I was lucky enough to stumble across this guy in a bits bin in my FLGS. I know it isn't the best sculpt that has ever been done by GW, but he is an iconic hero of the Crimson Fists. I am really pleased with how he turned out especially the white on the left shoulder pad. As always C&C welcome and appreciated.


----------



## Blackhiker (Dec 28, 2007)

Loving the white on the shoulder pad myself


----------



## wombat_tree (Nov 30, 2008)

Definitely a crap model but a with a paint job as good as that the quality of the model doesn't really matter, good work. +rep


----------



## Unforgiven302 (Oct 20, 2008)

You did a nice paint job on an otherwise shit model. Just goes to show, you can polish up a turd!


----------



## Master WootWoot (Oct 17, 2010)

Like in "Mythbusters"?


----------



## toalewa850 (Mar 21, 2010)

The paint seems a little faded but it still looks like a nice paint job.


----------



## Midge913 (Oct 21, 2010)

wombat_tree said:


> Definitely a crap model but a with a paint job as good as that the quality of the model doesn't really matter, good work. +rep





Unforgiven302 said:


> You did a nice paint job on an otherwise shit model. Just goes to show, you can polish up a turd!


Thanks! I really appreciate the comments. I have a squad of Black Reach Terminators with some Forge World shoulder pads that I am going to work on eventually, and of course I have Pedro. I want to get some more practice with the paint scheme before starting him as I want him to turn out really well. Again thanks for the kind words everyone.


----------



## Grins1878 (May 10, 2010)

Yeah, you've shown what can be achieved with a brush 

There were some truly awful models, that chaplain one who's name I cant remember (was it the original lemartes?). I'd like to see more old stuff painted up.

Good skills mate!


----------



## Evil beaver2 (Feb 3, 2009)

Nice paint job, I like the freehand on the loincloth and the white on the shoulder.



Grins1878 said:


> There were some truly awful models, that chaplain one who's name I cant remember (was it the original lemartes?). I'd like to see more old stuff painted up.


Yes, Lemartes was the guy with the flower for a face and the aweful pose.


----------



## Shogun_Nate (Aug 2, 2008)

Great job on the mini bud!
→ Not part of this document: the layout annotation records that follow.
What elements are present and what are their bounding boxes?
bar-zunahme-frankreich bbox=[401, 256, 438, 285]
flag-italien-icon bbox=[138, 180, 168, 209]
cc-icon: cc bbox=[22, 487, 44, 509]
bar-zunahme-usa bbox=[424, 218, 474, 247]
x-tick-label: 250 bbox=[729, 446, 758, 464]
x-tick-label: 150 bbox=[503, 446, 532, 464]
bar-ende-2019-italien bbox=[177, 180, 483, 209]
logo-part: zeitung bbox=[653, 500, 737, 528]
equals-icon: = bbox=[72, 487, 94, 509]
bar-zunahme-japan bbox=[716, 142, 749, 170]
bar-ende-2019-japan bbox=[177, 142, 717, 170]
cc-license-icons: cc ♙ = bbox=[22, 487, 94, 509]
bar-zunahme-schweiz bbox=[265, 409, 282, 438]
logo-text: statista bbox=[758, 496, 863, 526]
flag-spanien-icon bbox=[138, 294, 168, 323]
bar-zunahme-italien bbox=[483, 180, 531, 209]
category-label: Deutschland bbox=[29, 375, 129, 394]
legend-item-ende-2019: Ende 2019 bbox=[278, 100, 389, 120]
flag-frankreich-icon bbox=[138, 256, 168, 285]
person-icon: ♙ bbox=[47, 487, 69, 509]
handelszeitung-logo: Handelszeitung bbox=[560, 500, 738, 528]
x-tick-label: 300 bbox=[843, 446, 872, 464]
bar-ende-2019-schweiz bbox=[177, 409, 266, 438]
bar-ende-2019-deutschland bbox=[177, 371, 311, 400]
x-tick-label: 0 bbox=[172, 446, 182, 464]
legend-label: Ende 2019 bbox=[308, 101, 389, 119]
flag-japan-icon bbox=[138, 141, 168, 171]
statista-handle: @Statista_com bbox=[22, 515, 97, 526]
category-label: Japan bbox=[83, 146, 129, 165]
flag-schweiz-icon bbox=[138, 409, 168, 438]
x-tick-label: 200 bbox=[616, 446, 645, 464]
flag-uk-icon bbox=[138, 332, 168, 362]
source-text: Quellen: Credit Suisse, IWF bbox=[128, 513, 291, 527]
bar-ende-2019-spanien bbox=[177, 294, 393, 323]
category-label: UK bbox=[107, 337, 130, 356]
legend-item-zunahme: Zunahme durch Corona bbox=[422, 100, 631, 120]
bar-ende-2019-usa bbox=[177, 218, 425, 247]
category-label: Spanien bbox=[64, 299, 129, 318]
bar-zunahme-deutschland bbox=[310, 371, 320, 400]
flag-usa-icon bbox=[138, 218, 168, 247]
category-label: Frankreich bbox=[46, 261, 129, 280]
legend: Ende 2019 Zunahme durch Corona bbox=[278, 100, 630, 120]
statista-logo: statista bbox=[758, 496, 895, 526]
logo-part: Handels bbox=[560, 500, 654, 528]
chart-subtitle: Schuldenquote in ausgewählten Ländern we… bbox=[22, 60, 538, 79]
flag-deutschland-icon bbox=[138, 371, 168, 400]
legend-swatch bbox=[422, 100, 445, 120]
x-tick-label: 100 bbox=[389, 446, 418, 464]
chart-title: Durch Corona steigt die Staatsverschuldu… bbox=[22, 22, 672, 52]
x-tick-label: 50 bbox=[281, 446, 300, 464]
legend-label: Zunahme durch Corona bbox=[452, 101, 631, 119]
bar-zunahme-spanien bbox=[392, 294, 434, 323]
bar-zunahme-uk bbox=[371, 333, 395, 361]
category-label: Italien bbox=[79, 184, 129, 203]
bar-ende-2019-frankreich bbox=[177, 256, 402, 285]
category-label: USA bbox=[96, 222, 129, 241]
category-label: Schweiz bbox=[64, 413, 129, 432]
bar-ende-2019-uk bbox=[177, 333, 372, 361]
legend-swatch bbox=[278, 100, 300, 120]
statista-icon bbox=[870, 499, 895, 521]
Love the freehand fist on the tabard! 

Good luck and good gaming,

Nate


----------



## Marneus Calgar (Dec 5, 2007)

To be fair, it's not too bad for a sculpt, I think its the head.. Just makes him look as if he's had his head rearranged a couple of times...

However, nicely painted! +Rep


----------



## Midge913 (Oct 21, 2010)

I agree that the Lemartes sculpt from the last "edition", and I use that term loosely, was absolutely horrible, glad the new one is muuuucch better. Thanks for the comments fellas, glad you liked it!


----------